11. (SBU) Since CFK submitted both budget bills to Congress,
Argentina's stock market has plunged 11%, Argentine country risk has
jumped over 400 basis points to a post-crisis record of 1232 bps,
10-year sovereign bond yields have increased on average to 23% (from
17%), the Peso has depreciated 4% from 3.07 ARP/USD to 3.23, prices
for Argentina's main agricultural and hydrocarbon commodity exports
have fallen 25-30%, and the banking system is seeing early signs of
dollarization of deposits and capital flight. There were already
concerns about the impact of the financial crisis on Argentina, and
the news of the last three weeks has exacerbated these concerns.

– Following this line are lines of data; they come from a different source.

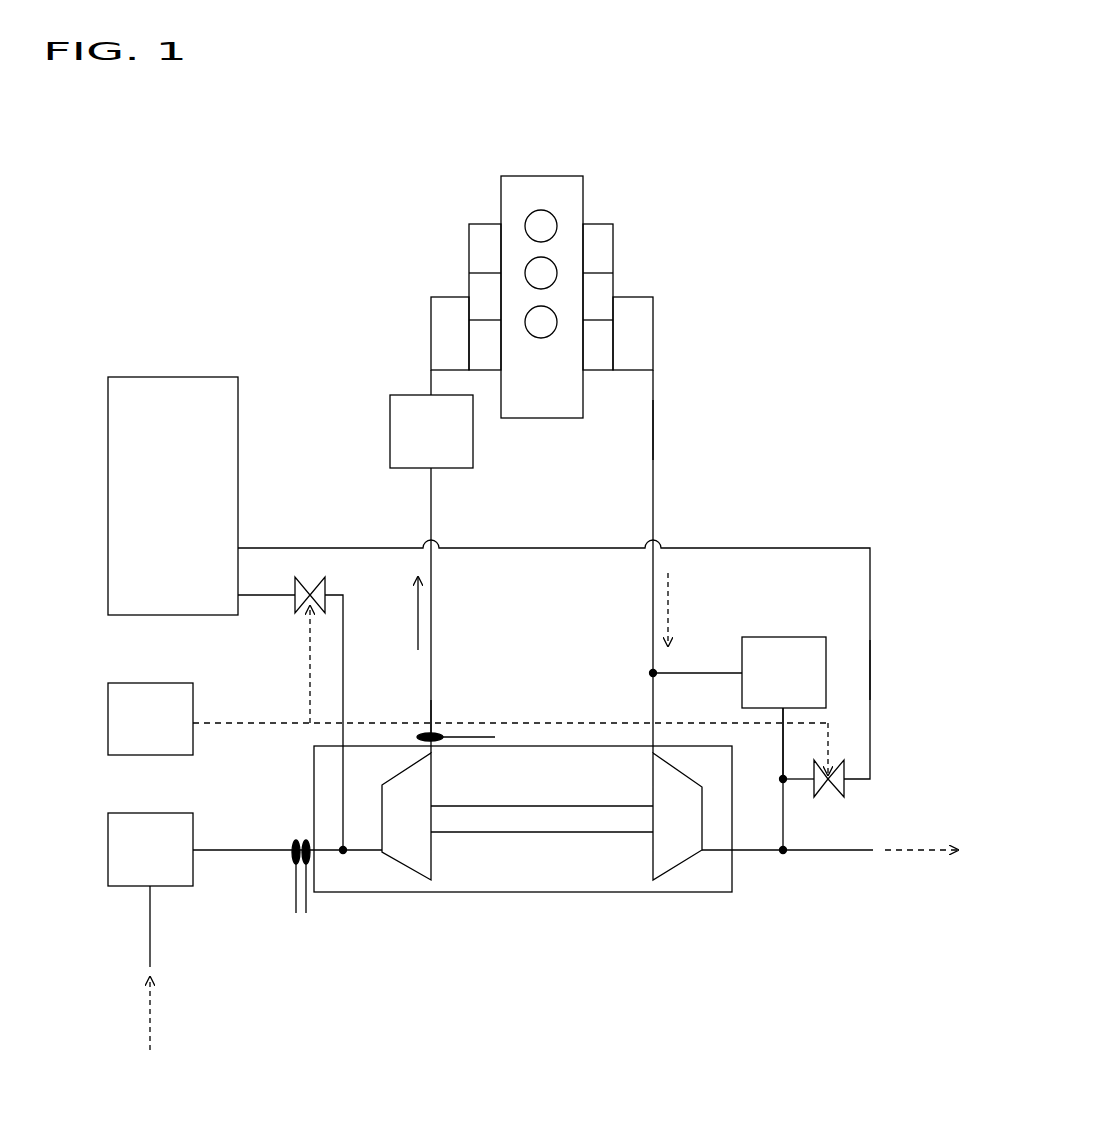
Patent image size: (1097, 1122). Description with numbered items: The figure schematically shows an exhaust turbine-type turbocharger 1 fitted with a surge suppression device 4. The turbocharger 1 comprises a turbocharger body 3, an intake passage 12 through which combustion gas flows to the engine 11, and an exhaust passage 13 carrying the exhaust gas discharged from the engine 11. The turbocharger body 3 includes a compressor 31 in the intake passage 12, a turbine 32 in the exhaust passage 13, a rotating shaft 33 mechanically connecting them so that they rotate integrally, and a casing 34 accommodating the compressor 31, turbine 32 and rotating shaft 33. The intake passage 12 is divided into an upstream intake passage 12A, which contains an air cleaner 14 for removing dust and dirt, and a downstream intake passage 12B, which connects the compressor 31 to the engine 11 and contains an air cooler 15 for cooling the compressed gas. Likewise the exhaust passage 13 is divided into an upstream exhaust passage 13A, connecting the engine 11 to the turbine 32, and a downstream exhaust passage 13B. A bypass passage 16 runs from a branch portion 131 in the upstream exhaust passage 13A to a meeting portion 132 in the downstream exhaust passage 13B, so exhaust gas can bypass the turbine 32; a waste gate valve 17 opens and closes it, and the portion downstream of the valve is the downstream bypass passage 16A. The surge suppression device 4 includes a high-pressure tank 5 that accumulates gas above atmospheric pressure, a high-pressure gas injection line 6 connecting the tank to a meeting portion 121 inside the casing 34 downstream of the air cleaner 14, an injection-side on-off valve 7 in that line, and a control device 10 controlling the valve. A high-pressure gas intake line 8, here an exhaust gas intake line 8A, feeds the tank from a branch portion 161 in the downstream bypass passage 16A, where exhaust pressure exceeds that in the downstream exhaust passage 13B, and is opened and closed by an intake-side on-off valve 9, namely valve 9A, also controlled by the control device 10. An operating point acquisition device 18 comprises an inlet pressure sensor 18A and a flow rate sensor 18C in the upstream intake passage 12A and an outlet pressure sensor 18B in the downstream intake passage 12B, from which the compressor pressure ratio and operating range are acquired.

The exhaust turbine-type turbocharger 1 is at (296, 162).
The turbocharger body 3 is at (523, 865).
The surge suppression device 4 is at (143, 375).
The high-pressure tank 5 is at (213, 377).
The high-pressure gas injection line 6 is at (314, 785).
The injection-side on-off valve 7 is at (295, 592).
The high-pressure gas intake line 8 is at (871, 600).
The exhaust gas intake line 8A is at (871, 659).
The intake-side on-off valve 9 is at (830, 795).
The intake-side on-off valve 9A is at (845, 788).
The control device 10 is at (173, 683).
The engine 11 is at (537, 176).
The intake passage 12 is at (433, 510).
The upstream intake passage 12A is at (238, 852).
The downstream intake passage 12B is at (433, 686).
The exhaust passage 13 is at (654, 503).
The upstream exhaust passage 13A is at (654, 428).
The downstream exhaust passage 13B is at (822, 852).
The air cleaner 14 is at (176, 886).
The air cooler 15 is at (473, 430).
The bypass passage 16 is at (707, 673).
The downstream bypass passage 16A is at (782, 730).
The waste gate valve 17 is at (787, 637).
The operating point acquisition device 18 is at (430, 737).
The inlet pressure sensor 18A is at (290, 903).
The outlet pressure sensor 18B is at (472, 737).
The flow rate sensor 18C is at (307, 903).
The compressor 31 is at (412, 868).
The turbine 32 is at (680, 860).
The rotating shaft 33 is at (563, 834).
The casing 34 is at (394, 893).
The meeting portion 121 is at (343, 852).
The branch portion 131 is at (651, 673).
The meeting portion 132 is at (783, 852).
The branch portion 161 is at (782, 781).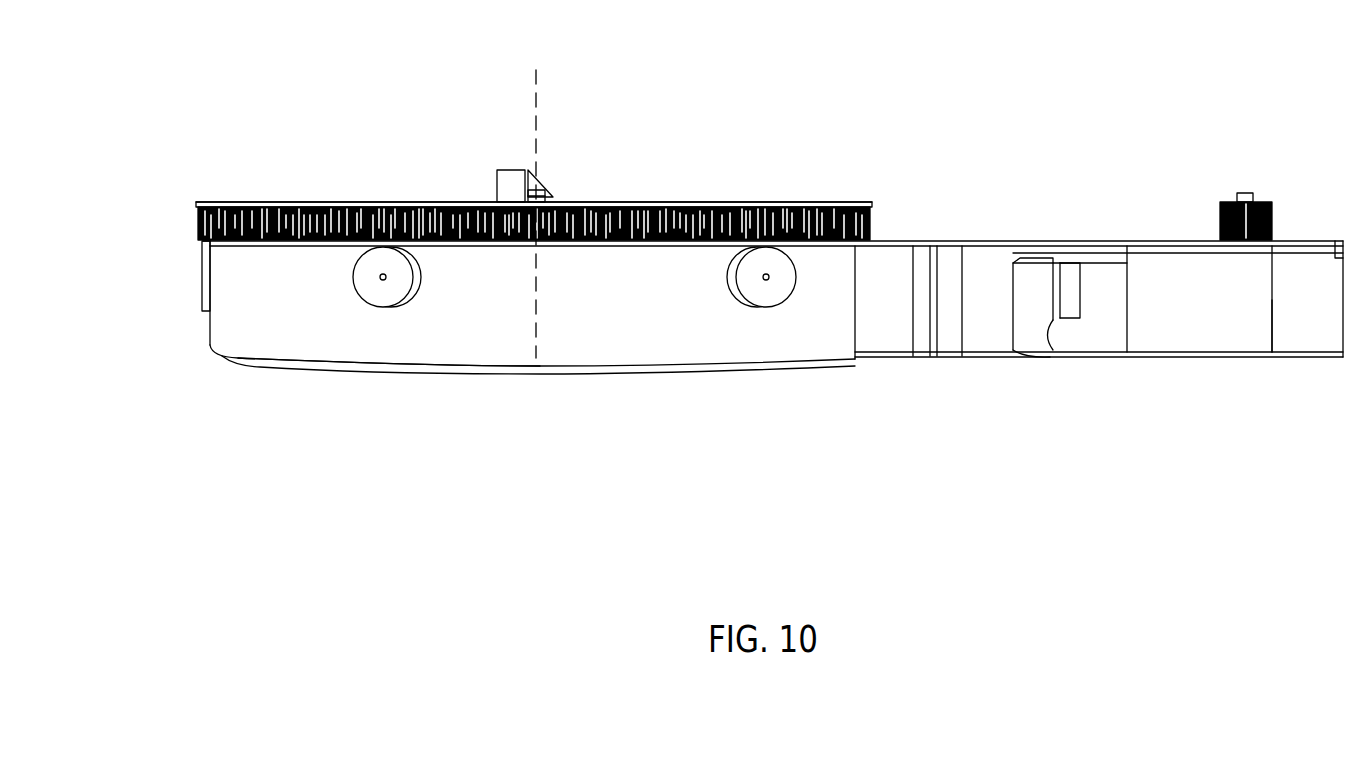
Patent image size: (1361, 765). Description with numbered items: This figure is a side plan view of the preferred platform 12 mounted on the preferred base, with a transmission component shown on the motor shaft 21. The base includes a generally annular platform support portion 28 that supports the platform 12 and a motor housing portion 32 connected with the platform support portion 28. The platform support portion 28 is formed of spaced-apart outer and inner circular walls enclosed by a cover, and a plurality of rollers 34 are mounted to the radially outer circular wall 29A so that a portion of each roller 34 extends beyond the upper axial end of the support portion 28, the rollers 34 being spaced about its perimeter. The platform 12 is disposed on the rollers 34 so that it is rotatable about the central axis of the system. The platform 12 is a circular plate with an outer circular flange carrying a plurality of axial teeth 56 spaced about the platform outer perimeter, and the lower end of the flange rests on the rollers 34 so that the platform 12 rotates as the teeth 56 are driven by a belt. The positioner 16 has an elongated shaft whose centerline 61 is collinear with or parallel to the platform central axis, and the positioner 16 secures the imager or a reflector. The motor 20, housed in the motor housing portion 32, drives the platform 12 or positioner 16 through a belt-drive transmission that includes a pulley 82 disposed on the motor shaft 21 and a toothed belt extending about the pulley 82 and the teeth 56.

The platform 12 is at (295, 183).
The positioner 16 is at (549, 177).
The motor 20 is at (1255, 305).
The motor shaft 21 is at (1247, 192).
The platform support portion 28 is at (670, 394).
The radially outer circular wall 29A is at (486, 346).
The motor housing portion 32 is at (1193, 384).
The rollers 34 is at (200, 285).
The axial teeth 56 is at (358, 210).
The shaft centerline 61 is at (536, 70).
The pulley 82 is at (1272, 215).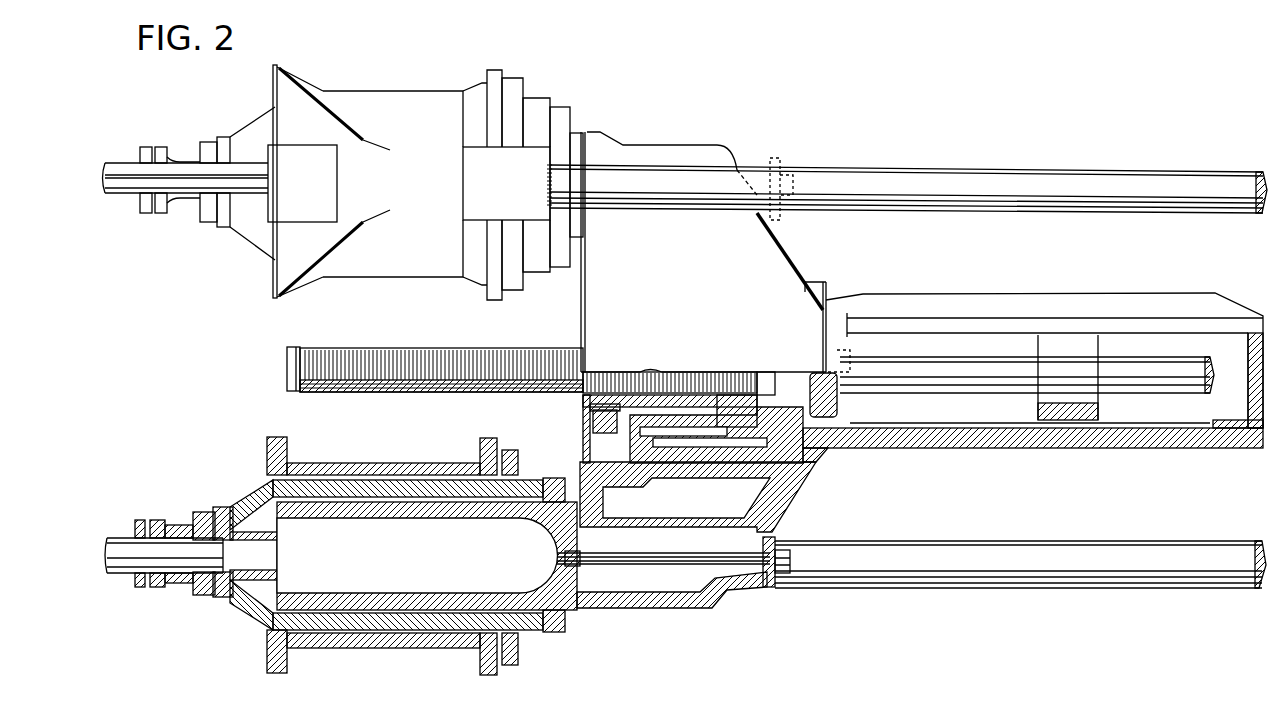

CFK and other GoA officials have touted Argentina's twin surpluses
(trade and fiscal) and high reserve levels as an umbrella protecting
Argentina against external shocks. However, private analysts are
rapidly ratcheting down their estimates for Argentine growth,
exports, and fiscal balance.

12. (SBU) For the first time under the Kirchners, the assumptions in
the budget that Congress passes over the next few weeks will likely
turn out to be overly optimistic. With important interim
congressional elections set for 2009, this could prove an
uncomfortable check for a government hoping to use excess revenues
for purposes of political patronage, as it has in recent elections.